Tag Archives: text mining

Week 7: Crunchy

via wikipedia: http://en.wikipedia.org/wiki/File:Blackbox.svg

via wikipedia: http://en.wikipedia.org/wiki/File:Blackbox.svg

This week things get crunchy; lots of nGrams follow. We’ll try to tighten up people’s grasp of topic modelling in class.

  • Joseph’s post plumbs the space between signal and noise, to think about using machine learning techniques without simply turning them into confirmation engines. Bringing together Schmidt’s reservations about LDA with Heuser and Le-Khac’s concern that provocative data may too quickly be dismissed as erroneous, Joesph’s post ends with the question: mightn’t these sorts of apparent hiccups in the data be a spur not to better algorithms, but to closer reading?
  • This week Peter gets excited about Victorian pets and martial arts, before getting disappointed on both counts. Along the way he gets frustrated by processor architectures, statistics, and has a great picture connecting suffragism and Jiu-Jitsu. Peter’s post nicely tries to balance the challenges of borrowing our methods from elsewhere with the excitement of new methods.
    (I might have borrowed his concluding metaphor from his other area of concern in this post: pet ownership. Is training a classifier like training a puppy?) The comments thread here is already quite excellent.
  • Chris Barnes is interested in space.
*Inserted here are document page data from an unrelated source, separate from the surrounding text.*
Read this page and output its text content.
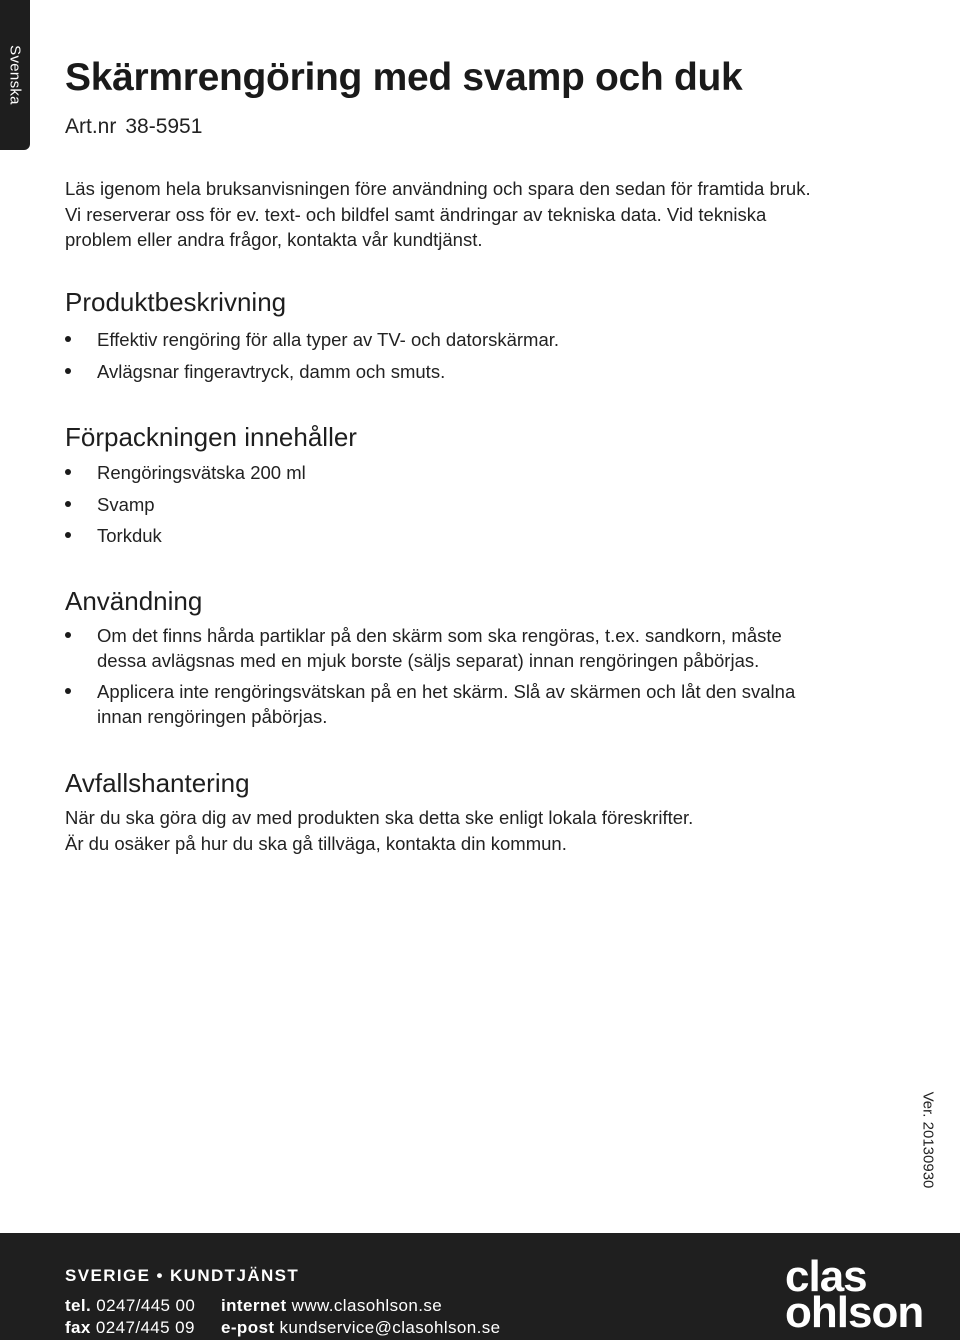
Svenska Skärmrengöring med svamp och duk
Art.nr 38-5951
Läs igenom hela bruksanvisningen före användning och spara den sedan för framtida bruk.
Vi reserverar oss för ev. text- och bildfel samt ändringar av tekniska data. Vid tekniska
problem eller andra frågor, kontakta vår kundtjänst.
Produktbeskrivning
Effektiv rengöring för alla typer av TV- och datorskärmar.
Avlägsnar fingeravtryck, damm och smuts.
Förpackningen innehåller
Rengöringsvätska 200 ml
Svamp
Torkduk
Användning
Om det finns hårda partiklar på den skärm som ska rengöras, t.ex. sandkorn, måste
dessa avlägsnas med en mjuk borste (säljs separat) innan rengöringen påbörjas.
Applicera inte rengöringsvätskan på en het skärm. Slå av skärmen och låt den svalna
innan rengöringen påbörjas.
Avfallshantering
När du ska göra dig av med produkten ska detta ske enligt lokala föreskrifter.
Är du osäker på hur du ska gå tillväga, kontakta din kommun.
Ver. 20130930
SVERIGE • KUNDTJÄNST
tel. 0247/445 00 internet www.clasohlson.se
fax 0247/445 09 e-post kundservice@clasohlson.se
clas
ohlson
His post wonders about what attention to space can contribute to our understanding of texts and of space in texts. We’ll be spending more time with maps next week.
  • Jesse Menn worries about black boxes and data. When we start querying these sorts of databses, do we make a fetish of data we do not understand?
  • Peter D uses nGrams to consider capitalism and communism, in both English and French. The results are provocative, but for Peter, doubts remain. “I remain unconvinced that quantitative methods will necessarily produce more reliable information about history (literary or otherwise).” Is more reliable information what we’re looking for?